Poliquin, who served as state treasurer before running for Congress, grew up in Waterville and bought a home in the Penobscot County town of Orrington last year but owns a waterfront mansion in the 1st District town of Georgetown.
He has all but ignored Caruso so far. His campaign to win back the seat he lost to Golden in 2018 launched radio ads this week aimed at the general election, touting his ties to Trump and former Gov. Paul LePage while decrying inflation and the “liberal Pelosi-Biden agenda.”
“Only Bruce Poliquin has a proven record of supporting the 2nd Amendment, of voting to protect life, and of supporting Governor LePage’s efforts to cut taxes and rein in wasteful spending,” campaign advisor Brent Littlefield said in a statement.
Without name recognition or significant money for ads, Caruso started her campaign visiting local party meetings, where she sometimes spoke alongside Poliquin. That was where Al and Tammy Fereshetian first heard her and came away impressed.

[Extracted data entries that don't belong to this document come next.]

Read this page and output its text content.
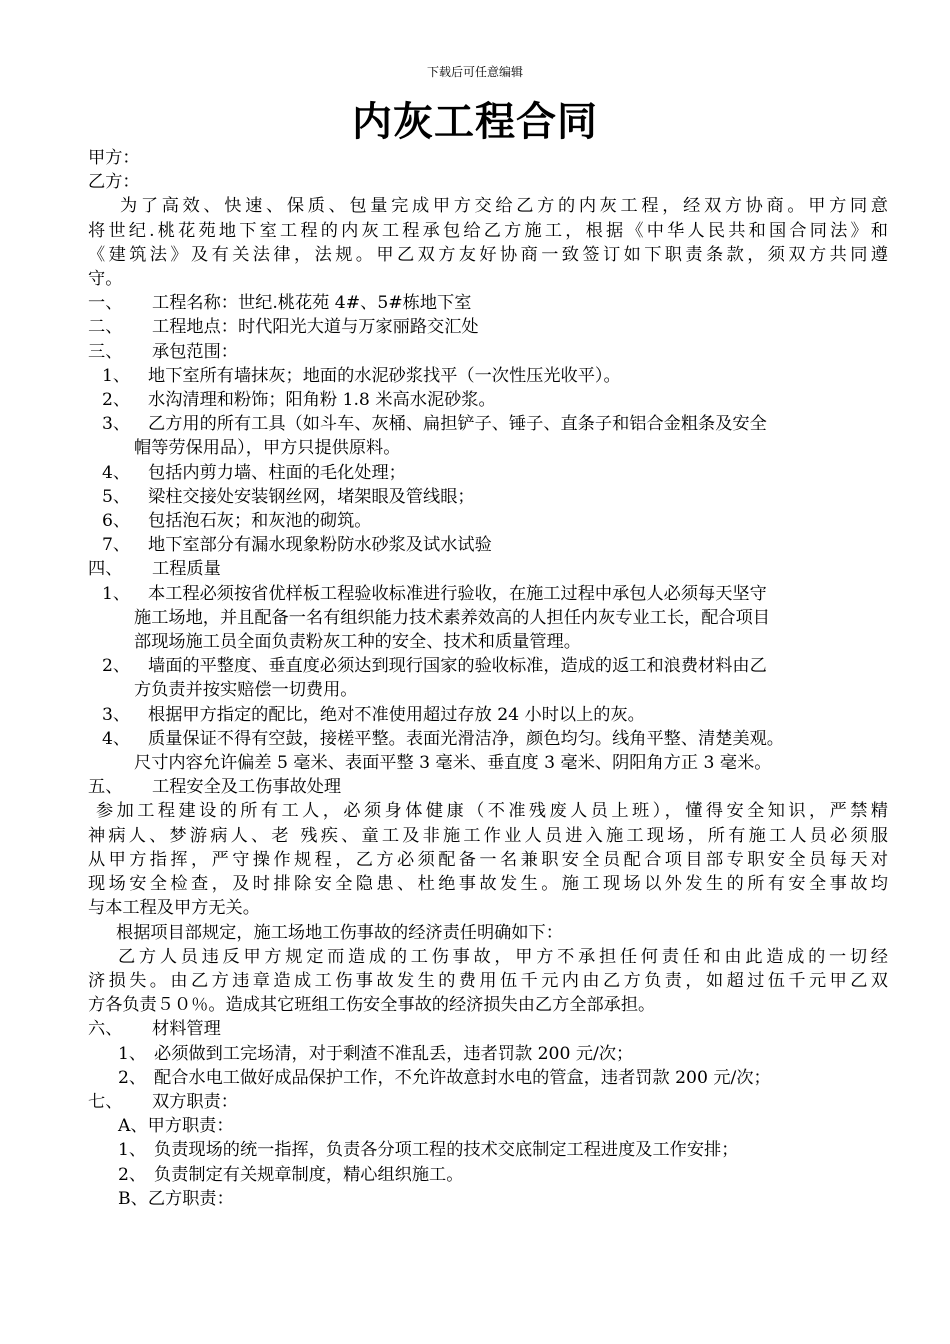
下载后可任意编辑
内灰工程合同
甲方：
乙方：
为了高效、快速、保质、包量完成甲方交给乙方的内灰工程，经双方协商。甲方同意
将世纪.桃花苑地下室工程的内灰工程承包给乙方施工，根据《中华人民共和国合同法》和
《建筑法》及有关法律，法规。甲乙双方友好协商一致签订如下职责条款，须双方共同遵
守。
一、 工程名称：世纪.桃花苑 4#、5#栋地下室
二、 工程地点：时代阳光大道与万家丽路交汇处
三、 承包范围：
1、 地下室所有墙抹灰；地面的水泥砂浆找平（一次性压光收平）。
2、 水沟清理和粉饰；阳角粉 1.8 米高水泥砂浆。
3、 乙方用的所有工具（如斗车、灰桶、扁担铲子、锤子、直条子和铝合金粗条及安全
帽等劳保用品），甲方只提供原料。
4、 包括内剪力墙、柱面的毛化处理；
5、 梁柱交接处安装钢丝网，堵架眼及管线眼；
6、 包括泡石灰；和灰池的砌筑。
7、 地下室部分有漏水现象粉防水砂浆及试水试验
四、 工程质量
1、 本工程必须按省优样板工程验收标准进行验收，在施工过程中承包人必须每天坚守
施工场地，并且配备一名有组织能力技术素养效高的人担任内灰专业工长，配合项目
部现场施工员全面负责粉灰工种的安全、技术和质量管理。
2、 墙面的平整度、垂直度必须达到现行国家的验收标准，造成的返工和浪费材料由乙
方负责并按实赔偿一切费用。
3、 根据甲方指定的配比，绝对不准使用超过存放 24 小时以上的灰。
4、 质量保证不得有空鼓，接槎平整。表面光滑洁净，颜色均匀。线角平整、清楚美观。
尺寸内容允许偏差 5 毫米、表面平整 3 毫米、垂直度 3 毫米、阴阳角方正 3 毫米。
五、 工程安全及工伤事故处理
参加工程建设的所有工人，必须身体健康（不准残废人员上班），懂得安全知识，严禁精
神病人、梦游病人、老 残疾、童工及非施工作业人员进入施工现场，所有施工人员必须服
从甲方指挥，严守操作规程，乙方必须配备一名兼职安全员配合项目部专职安全员每天对
现场安全检查，及时排除安全隐患、杜绝事故发生。施工现场以外发生的所有安全事故均
与本工程及甲方无关。
根据项目部规定，施工场地工伤事故的经济责任明确如下：
乙方人员违反甲方规定而造成的工伤事故，甲方不承担任何责任和由此造成的一切经
济损失。由乙方违章造成工伤事故发生的费用伍千元内由乙方负责，如超过伍千元甲乙双
方各负责５０％。造成其它班组工伤安全事故的经济损失由乙方全部承担。
六、 材料管理
1、 必须做到工完场清，对于剩渣不准乱丢，违者罚款 200 元/次；
2、 配合水电工做好成品保护工作，不允许故意封水电的管盒，违者罚款 200 元/次；
七、 双方职责：
A、甲方职责：
1、 负责现场的统一指挥，负责各分项工程的技术交底制定工程进度及工作安排；
2、 负责制定有关规章制度，精心组织施工。
B、乙方职责：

The retired couple drove from Turner to Waterville to hear from Caruso again on Monday. Tammy said she appreciated the way the candidate talks about education because she is worried about schools focused on “social engineering” rather than fundamental subjects.
Poliquin “is a very good person,” said Al Fereshetian, although he was bothered by the fact that he had not agreed to Caruso’s challenges to debates. While he would back Poliquin in a general election, he thought Democrats seemed to know how to beat the former congressman.
“Liz truly has a better chance,” he said.
Addressing a group of supporters, Caruso acknowledged the challenge of getting her name out to voters against a prominent opponent. She has been operating on a shoestring, with no paid employees and just $25,000 raised through the end of March compared with nearly $2 million for Poliquin. The former congressman is backed by national Republican groups.
Debates could provide one platform for Caruso to appear beside Poliquin in front of a broader audience. A Poliquin spokesperson said there were no widespread calls for debates from local Republicans and the former congressman has been taking questions at county meetings. Poliquin declined to participate in a forum that would have been hosted by News Center Maine.
Caruso’s tone on the issue was more measured than a few of her supporters, one of whom elicited laughs by jokingly referring to Poliquin as a “squirrel.” The candidate did not bring up Poliquin until asked about him, but she told supporters to expect a “red wave” this fall.
“There are people all over that are fed up and want to take our nation back,” she said.